Reverend Father Ejike Mbaka rose to national fame on the back of his accurate prophecy predicting Buhari’s win. Since Buhari won, he has been seeing assassination attempts on the life of the president. He has also been blaming the last government for Nigeria’s myriad of problems while at the same time, making excuses for Buhari. Now with the implications of Buhari’s presidency in full manifest, he is in the classical Nigerian way of living in denial, blaming people around Buhari for the poor state of affairs in the country, while Buhari remains blameless. How convenient for this “man of God”! All the killings being carried out by the Fulani herdsmen all over the country and the loud silence of the president have not attracted Mbaka’s attention. Maybe, it’s Jonathan that appointed the advisers for Buhari to make him fail.
For Rotimi Amaechi, there is a saying in the land of my fathers: you do not sell your head to buy a cap. History will remember him for the role he played in what we now have in our hands.
Bola Ahmed Tinubu, where does one start or end with him? Can we ever blame him enough? He has been variously described as the greatest political strategist in Africa by his liveried footmen. Well, maybe, maybe not. How he could not have seen the danger he was wilfully entering into has baffled some of us to no end, given his experience in politics and knowledge of history. Now, the architect of the most consequential change in a generation appears to have been short-changed by the very change he helped foist on the nation. His pet project is in disarray, the country is drifting, as the captain fiddles.

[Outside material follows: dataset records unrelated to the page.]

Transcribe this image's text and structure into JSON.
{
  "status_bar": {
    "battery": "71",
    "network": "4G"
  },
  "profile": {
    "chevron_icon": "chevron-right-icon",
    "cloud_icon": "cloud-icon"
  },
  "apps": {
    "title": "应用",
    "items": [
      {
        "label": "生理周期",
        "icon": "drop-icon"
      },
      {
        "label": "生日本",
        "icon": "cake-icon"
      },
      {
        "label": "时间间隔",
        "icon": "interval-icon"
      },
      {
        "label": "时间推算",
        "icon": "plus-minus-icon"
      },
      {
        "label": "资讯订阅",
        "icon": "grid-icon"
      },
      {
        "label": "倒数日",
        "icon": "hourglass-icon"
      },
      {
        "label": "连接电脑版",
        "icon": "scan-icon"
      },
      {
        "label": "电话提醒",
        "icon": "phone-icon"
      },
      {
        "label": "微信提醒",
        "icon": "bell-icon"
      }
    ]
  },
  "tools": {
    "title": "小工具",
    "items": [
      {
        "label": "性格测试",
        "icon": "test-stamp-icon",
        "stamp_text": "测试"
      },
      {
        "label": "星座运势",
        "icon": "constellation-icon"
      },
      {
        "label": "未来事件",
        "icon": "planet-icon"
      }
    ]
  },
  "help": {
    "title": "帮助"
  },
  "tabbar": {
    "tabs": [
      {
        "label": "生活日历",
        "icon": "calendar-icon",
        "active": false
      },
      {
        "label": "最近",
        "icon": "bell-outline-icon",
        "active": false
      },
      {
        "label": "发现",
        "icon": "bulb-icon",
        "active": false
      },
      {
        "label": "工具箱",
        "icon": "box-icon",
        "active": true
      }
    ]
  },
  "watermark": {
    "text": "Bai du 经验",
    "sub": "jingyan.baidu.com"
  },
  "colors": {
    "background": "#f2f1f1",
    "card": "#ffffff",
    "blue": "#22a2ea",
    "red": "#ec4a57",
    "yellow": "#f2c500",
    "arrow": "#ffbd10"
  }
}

Tinubu’s stature has diminished, and his own “boys” have found new kinship and are now said to be riding roughshod over him. The Jagaban Borgu has lost his swag and sway. He is now a stranger in his own home. Do I feel pity for him? No, I do not. Should I laugh at him? Small relief if I do. But I will allow posterity to judge him. My job is to lay out what happened so that Nigerians can have the insight to come to an adequate verdict. All that will be documented in a book in the fullness time.